Storage Requirements:

  • More metrics mean larger storage requirements for time-series databases like Prometheus.
  • Long-term retention policies may need adjustment to accommodate the increased data volume.

Conclusion

Running Istio at enterprise scale requires deliberate trade-offs rather than enabling every feature by default. As environments grow, unmanaged observability, retries, sidecars, and configuration sprawl can introduce significant performance and operational overhead.

A more thoughtful approach goes a long way: focus on high-signal telemetry, right-sizing sidecars, lean on L4 over L7 when possible, and be selective about when to use retries. Keeping configuration scope controlled is equally important to ensure the control plane remains scalable and predictable.

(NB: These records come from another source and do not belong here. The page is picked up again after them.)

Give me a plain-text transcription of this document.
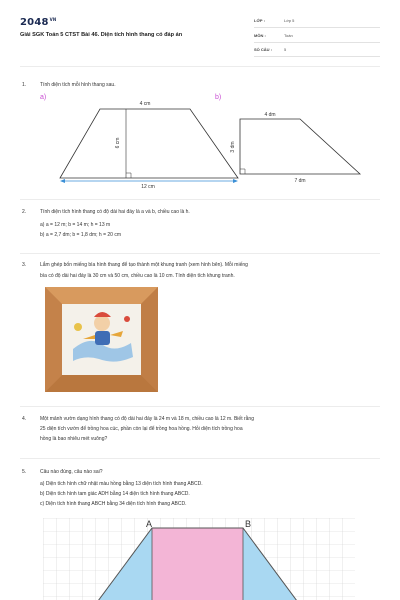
$2048^{VN}$
Giải SGK Toán 5 CTST Bài 46. Diện tích hình thang có đáp án
LỚP :	Lớp 5
MÔN :	Toán
SỐ CÂU :	5
1.	Tính diện tích mỗi hình thang sau.
a)	b)
4 cm
6 cm
12 cm
4 dm
3 dm
7 dm
2.	Tính diện tích hình thang có độ dài hai đáy là a và b, chiều cao là h.
a) a = 12 m; b = 14 m; h = 13 m
b) a = 2,7 dm; b = 1,8 dm; h = 20 cm
3.	Lắm ghép bốn miếng bìa hình thang để tạo thành một khung tranh (xem hình bên). Mỗi miếng
bìa có độ dài hai đáy là 30 cm và 50 cm, chiều cao là 10 cm. Tính diện tích khung tranh.
4.	Một mảnh vườn dạng hình thang có độ dài hai đáy là 24 m và 18 m, chiều cao là 12 m. Biết rằng
25 diện tích vườn để trồng hoa cúc, phần còn lại để trồng hoa hồng. Hỏi diện tích trồng hoa
hồng là bao nhiêu mét vuông?
5.	Câu nào đúng, câu nào sai?
a) Diện tích hình chữ nhật màu hồng bằng 13 diện tích hình thang ABCD.
b) Diện tích hình tam giác ADH bằng 14 diện tích hình thang ABCD.
c) Diện tích hình thang ABCH bằng 34 diện tích hình thang ABCD.
A	B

Advanced patterns like Smart DNS proxies can be useful in targeted scenarios, but they introduce additional DNS load and should be adopted cautiously with clear justification and monitoring.

Ultimately, successful Istio operations depend on continuous tuning—measuring impact, refining configurations, and evolving alongside workload and traffic changes.

*Note: Istio is an open-source technology.